住民参加型予算とは、行政の資源配分を決める重要な政策過程である予算編成に、住民が直接関与する仕組みのことを指します。住民に身近な存在である地方自治体では、住民が政策過程の諸段階に自発的に関与する「参加」が重要となってきます。
そこで、住民の意思を行政活動にダイレクトに反映できる方法として、住民参加型予算が近年注目を集めています。国内では三重県、東京都、世界ではブラジル、フランス、ポルトガル等で先行事例があります。
今回は、令和5年度に東京都杉並区で実施された住民参加型予算「皆さんとつくる予算」について、事例をご紹介します。

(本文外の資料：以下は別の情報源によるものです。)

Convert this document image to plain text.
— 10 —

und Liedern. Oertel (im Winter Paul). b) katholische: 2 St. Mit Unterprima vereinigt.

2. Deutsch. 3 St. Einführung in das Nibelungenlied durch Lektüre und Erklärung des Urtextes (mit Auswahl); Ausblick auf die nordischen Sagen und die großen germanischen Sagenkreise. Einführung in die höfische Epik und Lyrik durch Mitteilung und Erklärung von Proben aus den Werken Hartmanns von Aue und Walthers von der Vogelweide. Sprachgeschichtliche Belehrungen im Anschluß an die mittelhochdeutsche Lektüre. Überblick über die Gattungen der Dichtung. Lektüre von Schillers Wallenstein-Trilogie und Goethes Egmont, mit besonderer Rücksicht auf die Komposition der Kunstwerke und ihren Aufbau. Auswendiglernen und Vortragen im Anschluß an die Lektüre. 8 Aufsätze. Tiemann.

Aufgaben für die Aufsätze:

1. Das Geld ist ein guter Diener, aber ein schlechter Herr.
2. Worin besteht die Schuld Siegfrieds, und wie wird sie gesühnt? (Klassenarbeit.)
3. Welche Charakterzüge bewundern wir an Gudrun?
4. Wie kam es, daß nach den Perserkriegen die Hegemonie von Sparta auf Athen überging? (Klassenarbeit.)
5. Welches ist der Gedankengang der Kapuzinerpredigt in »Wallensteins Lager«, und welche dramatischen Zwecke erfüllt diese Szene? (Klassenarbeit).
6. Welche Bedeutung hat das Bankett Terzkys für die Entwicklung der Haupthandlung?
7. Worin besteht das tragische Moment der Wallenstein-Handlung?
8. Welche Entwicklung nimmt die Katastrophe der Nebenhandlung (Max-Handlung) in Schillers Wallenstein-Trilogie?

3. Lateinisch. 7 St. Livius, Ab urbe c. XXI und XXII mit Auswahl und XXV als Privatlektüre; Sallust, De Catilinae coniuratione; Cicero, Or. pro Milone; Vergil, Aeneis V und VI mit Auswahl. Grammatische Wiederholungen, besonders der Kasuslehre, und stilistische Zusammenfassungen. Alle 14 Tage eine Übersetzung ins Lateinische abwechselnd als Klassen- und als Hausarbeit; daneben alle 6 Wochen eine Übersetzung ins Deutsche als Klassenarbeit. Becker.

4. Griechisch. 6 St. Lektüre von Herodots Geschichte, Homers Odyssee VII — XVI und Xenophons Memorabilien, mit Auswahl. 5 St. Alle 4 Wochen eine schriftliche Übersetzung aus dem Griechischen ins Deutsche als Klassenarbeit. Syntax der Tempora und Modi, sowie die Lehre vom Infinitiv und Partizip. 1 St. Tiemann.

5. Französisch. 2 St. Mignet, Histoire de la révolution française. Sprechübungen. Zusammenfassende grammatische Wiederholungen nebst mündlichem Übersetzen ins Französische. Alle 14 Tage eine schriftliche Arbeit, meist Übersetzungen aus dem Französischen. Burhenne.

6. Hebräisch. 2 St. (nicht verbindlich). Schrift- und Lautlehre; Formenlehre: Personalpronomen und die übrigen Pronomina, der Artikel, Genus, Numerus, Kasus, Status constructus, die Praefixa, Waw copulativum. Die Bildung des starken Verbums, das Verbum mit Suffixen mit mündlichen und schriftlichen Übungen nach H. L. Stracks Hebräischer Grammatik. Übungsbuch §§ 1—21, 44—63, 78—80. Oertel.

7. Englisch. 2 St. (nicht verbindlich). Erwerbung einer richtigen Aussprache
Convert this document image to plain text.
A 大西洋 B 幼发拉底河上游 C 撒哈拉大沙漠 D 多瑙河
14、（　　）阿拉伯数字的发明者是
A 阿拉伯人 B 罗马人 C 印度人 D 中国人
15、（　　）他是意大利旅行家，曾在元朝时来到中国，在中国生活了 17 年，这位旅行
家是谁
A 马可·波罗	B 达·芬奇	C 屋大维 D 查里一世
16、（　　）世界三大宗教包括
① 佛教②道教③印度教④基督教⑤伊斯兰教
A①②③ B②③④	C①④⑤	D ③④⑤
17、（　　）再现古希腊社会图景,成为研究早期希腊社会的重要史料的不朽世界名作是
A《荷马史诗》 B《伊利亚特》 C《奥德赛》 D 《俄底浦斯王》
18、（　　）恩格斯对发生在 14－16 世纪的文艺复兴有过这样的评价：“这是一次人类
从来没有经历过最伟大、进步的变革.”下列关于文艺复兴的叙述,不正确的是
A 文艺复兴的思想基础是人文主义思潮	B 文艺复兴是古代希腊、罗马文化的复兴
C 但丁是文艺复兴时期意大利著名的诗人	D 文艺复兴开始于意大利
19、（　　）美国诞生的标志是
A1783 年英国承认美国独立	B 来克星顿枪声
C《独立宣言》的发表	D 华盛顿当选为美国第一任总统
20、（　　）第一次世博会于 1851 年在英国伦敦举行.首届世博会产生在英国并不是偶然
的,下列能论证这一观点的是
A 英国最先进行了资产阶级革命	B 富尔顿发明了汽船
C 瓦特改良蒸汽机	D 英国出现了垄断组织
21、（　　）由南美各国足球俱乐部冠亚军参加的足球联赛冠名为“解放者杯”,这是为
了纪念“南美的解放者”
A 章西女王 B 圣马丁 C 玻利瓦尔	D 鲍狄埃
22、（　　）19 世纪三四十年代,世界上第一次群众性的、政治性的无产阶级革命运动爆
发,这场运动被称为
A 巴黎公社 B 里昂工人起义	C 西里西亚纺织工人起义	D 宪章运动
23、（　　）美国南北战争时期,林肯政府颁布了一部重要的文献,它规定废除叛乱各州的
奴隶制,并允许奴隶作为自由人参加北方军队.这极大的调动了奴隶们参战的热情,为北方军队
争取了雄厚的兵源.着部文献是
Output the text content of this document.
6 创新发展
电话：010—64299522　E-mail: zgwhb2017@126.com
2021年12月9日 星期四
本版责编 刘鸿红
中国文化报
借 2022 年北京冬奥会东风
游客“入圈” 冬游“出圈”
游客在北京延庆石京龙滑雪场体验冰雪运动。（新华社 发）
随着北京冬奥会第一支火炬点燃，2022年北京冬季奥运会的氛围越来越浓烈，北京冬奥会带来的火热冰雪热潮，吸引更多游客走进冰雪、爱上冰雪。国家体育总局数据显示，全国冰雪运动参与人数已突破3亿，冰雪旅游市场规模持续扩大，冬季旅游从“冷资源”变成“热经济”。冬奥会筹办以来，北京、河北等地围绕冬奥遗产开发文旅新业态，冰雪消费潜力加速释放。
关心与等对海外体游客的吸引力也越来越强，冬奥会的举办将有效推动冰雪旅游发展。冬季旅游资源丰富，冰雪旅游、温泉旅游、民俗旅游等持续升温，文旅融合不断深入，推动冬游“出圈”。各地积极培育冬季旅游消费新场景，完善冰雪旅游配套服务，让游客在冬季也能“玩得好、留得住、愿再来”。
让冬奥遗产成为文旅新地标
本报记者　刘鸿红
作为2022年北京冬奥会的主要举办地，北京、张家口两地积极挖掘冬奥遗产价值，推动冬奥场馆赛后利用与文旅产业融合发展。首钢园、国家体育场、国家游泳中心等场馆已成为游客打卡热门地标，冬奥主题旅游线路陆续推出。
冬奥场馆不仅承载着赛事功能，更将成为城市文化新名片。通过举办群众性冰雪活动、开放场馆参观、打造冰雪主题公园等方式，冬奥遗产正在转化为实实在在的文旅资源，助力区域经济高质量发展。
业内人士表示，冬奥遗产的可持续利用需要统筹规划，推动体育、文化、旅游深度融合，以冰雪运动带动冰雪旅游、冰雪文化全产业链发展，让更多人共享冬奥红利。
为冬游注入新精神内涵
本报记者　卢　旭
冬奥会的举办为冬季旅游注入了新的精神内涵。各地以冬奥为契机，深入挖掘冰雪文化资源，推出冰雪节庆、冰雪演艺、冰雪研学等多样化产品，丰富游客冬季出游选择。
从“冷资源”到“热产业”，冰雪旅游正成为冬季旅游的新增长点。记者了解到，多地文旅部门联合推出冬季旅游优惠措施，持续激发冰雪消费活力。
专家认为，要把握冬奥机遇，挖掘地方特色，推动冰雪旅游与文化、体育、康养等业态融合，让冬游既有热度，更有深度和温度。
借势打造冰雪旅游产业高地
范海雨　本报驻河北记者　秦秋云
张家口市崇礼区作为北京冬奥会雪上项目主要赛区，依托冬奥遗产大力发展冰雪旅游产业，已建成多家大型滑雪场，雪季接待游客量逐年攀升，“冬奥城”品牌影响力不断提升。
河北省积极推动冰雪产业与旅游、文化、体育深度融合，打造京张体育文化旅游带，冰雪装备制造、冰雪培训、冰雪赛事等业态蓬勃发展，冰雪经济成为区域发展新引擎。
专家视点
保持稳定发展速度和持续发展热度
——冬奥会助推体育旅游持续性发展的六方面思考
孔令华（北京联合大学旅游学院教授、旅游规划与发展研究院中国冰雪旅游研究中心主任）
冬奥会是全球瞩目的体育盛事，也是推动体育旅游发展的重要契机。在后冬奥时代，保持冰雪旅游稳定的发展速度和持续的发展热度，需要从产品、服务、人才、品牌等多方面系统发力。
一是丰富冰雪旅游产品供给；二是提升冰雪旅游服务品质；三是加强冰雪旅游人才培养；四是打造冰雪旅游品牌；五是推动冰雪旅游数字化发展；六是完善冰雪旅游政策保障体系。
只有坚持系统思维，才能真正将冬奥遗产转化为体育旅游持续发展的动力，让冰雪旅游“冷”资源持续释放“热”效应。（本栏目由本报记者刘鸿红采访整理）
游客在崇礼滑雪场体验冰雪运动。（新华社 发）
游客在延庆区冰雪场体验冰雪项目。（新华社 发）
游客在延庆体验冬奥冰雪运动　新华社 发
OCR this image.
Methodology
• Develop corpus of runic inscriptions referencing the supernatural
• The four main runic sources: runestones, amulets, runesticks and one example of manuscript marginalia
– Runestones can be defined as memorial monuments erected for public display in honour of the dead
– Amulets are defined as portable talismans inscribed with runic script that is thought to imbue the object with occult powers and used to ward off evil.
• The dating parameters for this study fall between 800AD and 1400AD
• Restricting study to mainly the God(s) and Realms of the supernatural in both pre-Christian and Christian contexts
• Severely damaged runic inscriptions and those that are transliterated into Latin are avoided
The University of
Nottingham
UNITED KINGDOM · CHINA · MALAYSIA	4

【参考資料】https://www.mof.go.jp/public_relations/finance/202005/202005j.html
事例紹介 ~東京都杉並区「皆さんとつくる予算」~
東京都杉並区では、令和5年度のモデル事業として、住民参加型予算「皆さんとつくる予算」を導入しました。住民参加型の行政を目指す岸本区長が力を入れる施策で、都内の市区町村では初の取り組みです。
「皆さんとつくる予算」 施策の流れ
「皆さんとつくる予算」 施策の概要
①区民からの事業提案
森林環境譲与税基金の使い道について、下記の事業要件を提示した結果、区民から57件の提案がありました。
<事業要件>
- 森林環境税及び森林環境譲与税に関する法律に掲げる施策(間伐等の森林整備関係、人材育成・担い手対策、木材利用・普及啓発)に該当するもの
- 1 事業につき 2,000 万円以内のもの
- 単年度事業であるもの
②区による内容確認
区で内容を確認し、区民と作り上げた10事業を選定しました。
③区民投票の実施
令和5年10月1日~31日に区民投票が行われ、6,991票の投票がありました。結果は下記のとおりでした。
④区による予算編成
⑤区議会による議決
予算案に計上する事業案を区長が決定し、令和6年1月下旬に予算案を発表します。
参加型予算を導入する際の注意点
東京都杉並区で実施された住民参加型予算「皆さんとつくる予算」の参加者アンケートによると、
「納めた税金の使いみちを区民が考える良い機会になる。画期的な取り組みだと思う。」
「行政が区民の意向を知る良い機会。区民の参加意識、当事者意識を高めるきっかけにもなる。」
という好意的な声があった一方で、
「投票期限近くになって参加型予算の存在を初めて知った。事業募集を行っていたことは知らなかった。」
「投票システムを改善してほしい。」
という、広報やシステム上の課題の声もあがりました。
参加型予算の導入を成功させるにあたり、モデル事業で見出された課題をどのように解決していくかが、大切なポイントといえるでしょう。
【参考資料】https://www.mof.go.jp/public_relations/finance/202005/202005j.html
住民参加型予算で、住民と政治を身近な関係に
本記事では、東京都杉並区の事例をもとに、住民参加型予算のメリットや、注意点についてご紹介しました。
住民と政治を身近な関係にするヒントとして、ぜひご活用ください。